Решительным жестом Валентина Ивановна распахнула дверь своего кабинета и широким шагом в него вступила. А там… В ее любимом дерматиновом кресле-качалке сидит Андрей Георгиевич Черненко, пьет чай с баранками — прямо за ее будуарным столиком! — и крутит на видеомагнитофоне кассеты из семейного архива Валентины Ивановны.
— Ты что, брателло, совсем страх потерял? — возмутилась Валентина Ивановна. — Тебе чего, своего кабинета мало?
— Да я вынужденный переселенец, меня со старого места Волошин согнал — сказал, что вам правительственная связь больше не понадобится, а я чтоб сидел у вертушки круглые сутки, — залопотал Андрей Георгиевич. — Вот я и сижу какую неделю, не моюсь даже.
В это время на видео придворный менестрель Розенбаум, перейдя на пошлую предвыборную прозу, рассказывал о том, как Валентина Ивановна проводила время на Мальте, в бытность ее послом. Виды Лавалетты — форта Санкт-Эльмо, дворца семи языков и бывшего дворца Великого магистра (ныне — резиденции британского губернатора) — смягчили Валентину Ивановну. Она, словно гид-экскурсовод, подхватила оду Мальте и, на два голоса с записным Розенбаумом, стала вещать Андрею Георгиевичу об истории ордена иоаннитов и о Великом магистре Жане де Лавалетте, «который основал мой любимый город в 1666 году», — на этом месте Валентина Ивановна споткнулась и подумала вслух:
— Странно, а с какого перепугу мы тогда давеча трехсотлетие справляли?
Андрей Георгиевич (который потихоньку приходил в ceбя после внезапной материализации Валентины Ивановны), стремясь сгладить недовольство начальницы, угодливо заметил:
— Мы же страна православная, нельзя же вести отсчет от сатанинских чисел. Вот мы и подправили, сделали 1703.

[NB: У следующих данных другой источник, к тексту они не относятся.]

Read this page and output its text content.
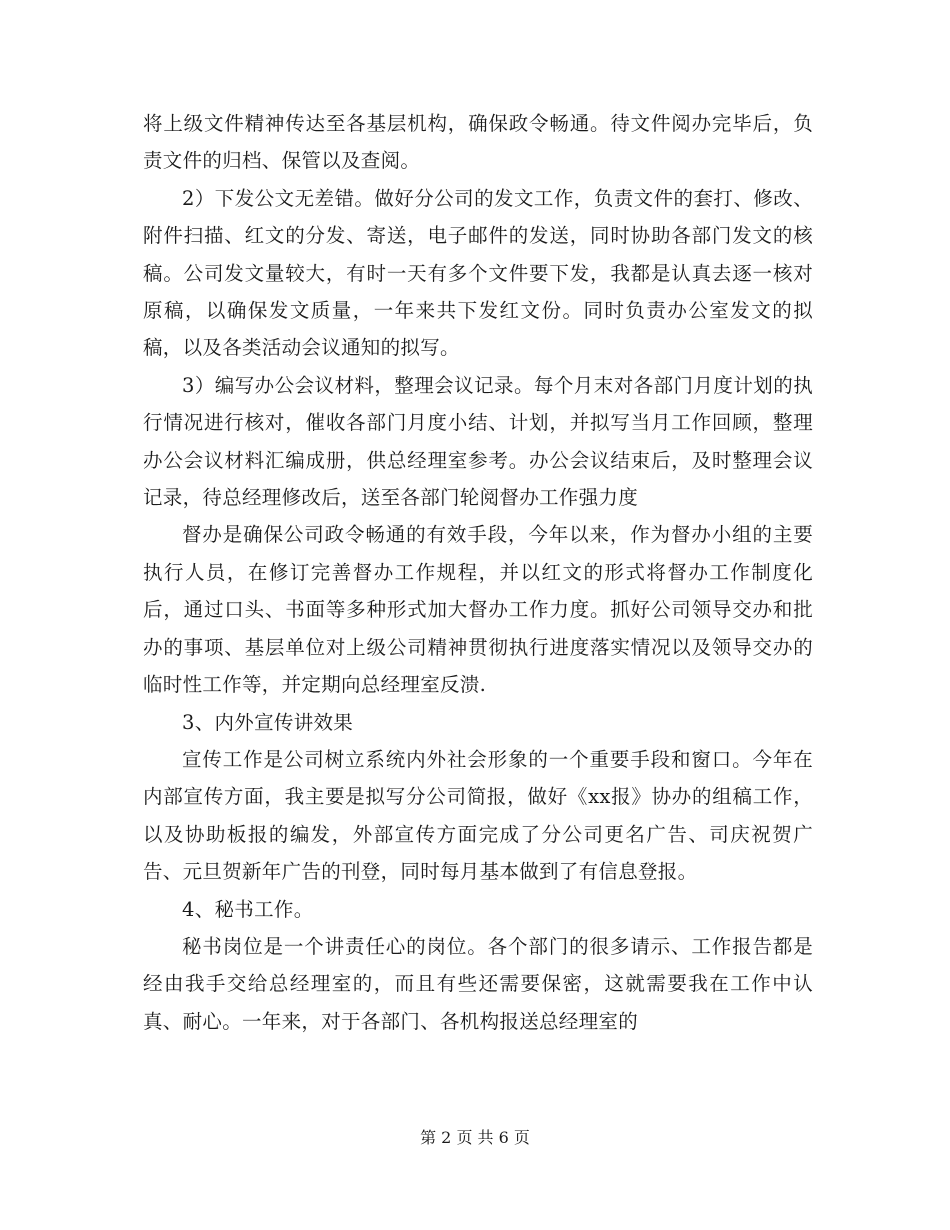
将上级文件精神传达至各基层机构，确保政令畅通。待文件阅办完毕后，负责文件的归档、保管以及查阅。

2）下发公文无差错。做好分公司的发文工作，负责文件的套打、修改、附件扫描、红文的分发、寄送，电子邮件的发送，同时协助各部门发文的核稿。公司发文量较大，有时一天有多个文件要下发，我都是认真去逐一核对原稿，以确保发文质量，一年来共下发红文份。同时负责办公室发文的拟稿，以及各类活动会议通知的拟写。

3）编写办公会议材料，整理会议记录。每个月末对各部门月度计划的执行情况进行核对，催收各部门月度小结、计划，并拟写当月工作回顾，整理办公会议材料汇编成册，供总经理室参考。办公会议结束后，及时整理会议记录，待总经理修改后，送至各部门轮阅督办工作强力度

督办是确保公司政令畅通的有效手段，今年以来，作为督办小组的主要执行人员，在修订完善督办工作规程，并以红文的形式将督办工作制度化后，通过口头、书面等多种形式加大督办工作力度。抓好公司领导交办和批办的事项、基层单位对上级公司精神贯彻执行进度落实情况以及领导交办的临时性工作等，并定期向总经理室反溃.

3、内外宣传讲效果

宣传工作是公司树立系统内外社会形象的一个重要手段和窗口。今年在内部宣传方面，我主要是拟写分公司简报，做好《xx报》协办的组稿工作，以及协助板报的编发，外部宣传方面完成了分公司更名广告、司庆祝贺广告、元旦贺新年广告的刊登，同时每月基本做到了有信息登报。

4、秘书工作。

秘书岗位是一个讲责任心的岗位。各个部门的很多请示、工作报告都是经由我手交给总经理室的，而且有些还需要保密，这就需要我在工作中认真、耐心。一年来，对于各部门、各机构报送总经理室的

第 2 页 共 6 页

— Мо-лод-цы, — выдавила Валентина Ивановна, не отрывая взгляда от телеэкрана, — там Розенбаум, зарываясь в толщу истории, рассказывал о Мессалине и ее непарламентских отношениях с Калигулой. — Ну ладно, теперь он перейдет к Элладе, а ты, брателло, лучше расскажи, куда сына моего со стола подевал, он здесь в инкрустированной раме был? — вспомнила Валентина Ивановна.

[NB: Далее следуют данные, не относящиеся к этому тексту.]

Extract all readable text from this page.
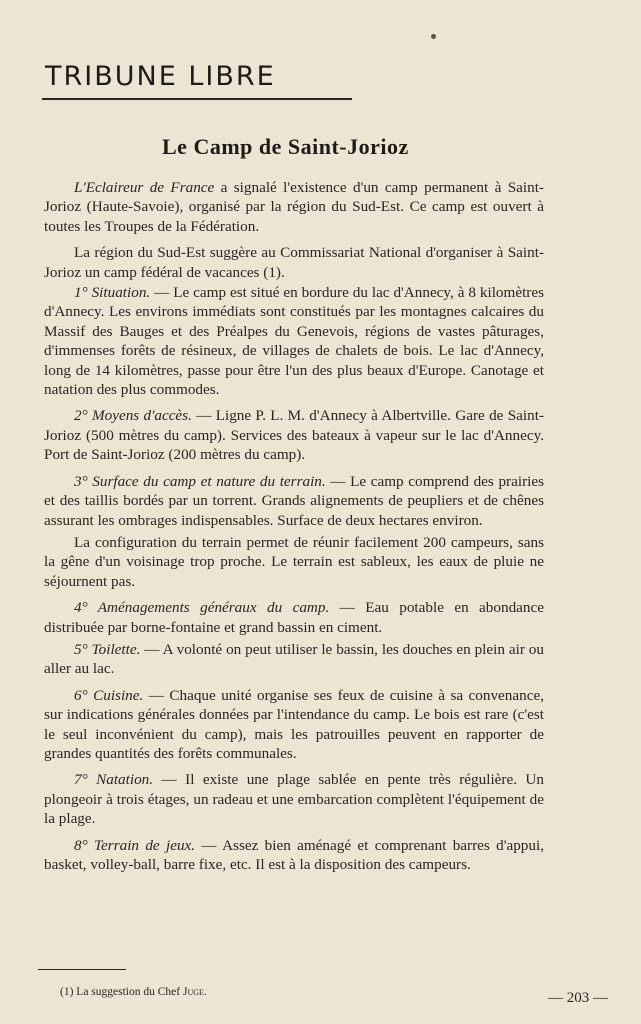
TRIBUNE LIBRE
Le Camp de Saint-Jorioz

L'Eclaireur de France a signalé l'existence d'un camp permanent à Saint-Jorioz (Haute-Savoie), organisé par la région du Sud-Est. Ce camp est ouvert à toutes les Troupes de la Fédération.

La région du Sud-Est suggère au Commissariat National d'organiser à Saint-Jorioz un camp fédéral de vacances (1).

1° Situation. — Le camp est situé en bordure du lac d'Annecy, à 8 kilomètres d'Annecy. Les environs immédiats sont constitués par les montagnes calcaires du Massif des Bauges et des Préalpes du Genevois, régions de vastes pâturages, d'immenses forêts de résineux, de villages de chalets de bois. Le lac d'Annecy, long de 14 kilomètres, passe pour être l'un des plus beaux d'Europe. Canotage et natation des plus commodes.

2° Moyens d'accès. — Ligne P. L. M. d'Annecy à Albertville. Gare de Saint-Jorioz (500 mètres du camp). Services des bateaux à vapeur sur le lac d'Annecy. Port de Saint-Jorioz (200 mètres du camp).

3° Surface du camp et nature du terrain. — Le camp comprend des prairies et des taillis bordés par un torrent. Grands alignements de peupliers et de chênes assurant les ombrages indispensables. Surface de deux hectares environ.

La configuration du terrain permet de réunir facilement 200 campeurs, sans la gêne d'un voisinage trop proche. Le terrain est sableux, les eaux de pluie ne séjournent pas.

4° Aménagements généraux du camp. — Eau potable en abondance distribuée par borne-fontaine et grand bassin en ciment.

5° Toilette. — A volonté on peut utiliser le bassin, les douches en plein air ou aller au lac.

6° Cuisine. — Chaque unité organise ses feux de cuisine à sa convenance, sur indications générales données par l'intendance du camp. Le bois est rare (c'est le seul inconvénient du camp), mais les patrouilles peuvent en rapporter de grandes quantités des forêts communales.

7° Natation. — Il existe une plage sablée en pente très régulière. Un plongeoir à trois étages, un radeau et une embarcation complètent l'équipement de la plage.

8° Terrain de jeux. — Assez bien aménagé et comprenant barres d'appui, basket, volley-ball, barre fixe, etc. Il est à la disposition des campeurs.

(1) La suggestion du Chef Juge.	— 203 —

Андрей Георгиевич чуть не захлебнулся чаем, а сухая крошка от баранки попала ему в дыхательное горло. Отплевываясь и откашливаясь, он с трудом подобрал слова:
— Кха-кха, Валентина Ивановна, кха-кха, я же офицер, кха-кха. Порядочный, кха-кха, человек. Да разве же я могу поступить с вами, кха-кха, с вашими вещами, кха-кха, некрасиво. И сына вашего, кха-кха, я тоже уважаю, кха-кха. Я хотел его сразу в Смольный, кха-кха, отослать. Но потом подумал, а вдруг нас обвинят в том, что мы уже результат, кха-кха, выборов знаем, кха-кха. Вот и отправил ваше сокровище, кха-кха, пока в банк, на сохранение.
«Идиот», — подумала Валентина Ивановна, перелистывая в своей памяти все, что связано со словом «сохранение». — Ну ладно, ты бы, Андрей Георгиевич, позвонил бы, что ли, Беглову. Пусть он Розенбаума к думским выборам в местную тройку «Единой России» включит. Надо же отблагодарить этого барда. А то только Виноградов все из своей зарплаты гонорары Александру Яковлевичу платит, — с укоризной подытожила Валентина Ивановна.
И с мыслями о том, что ее окружают сплошные и. о., удалилась из кабинета столь же внезапно, как и появилась.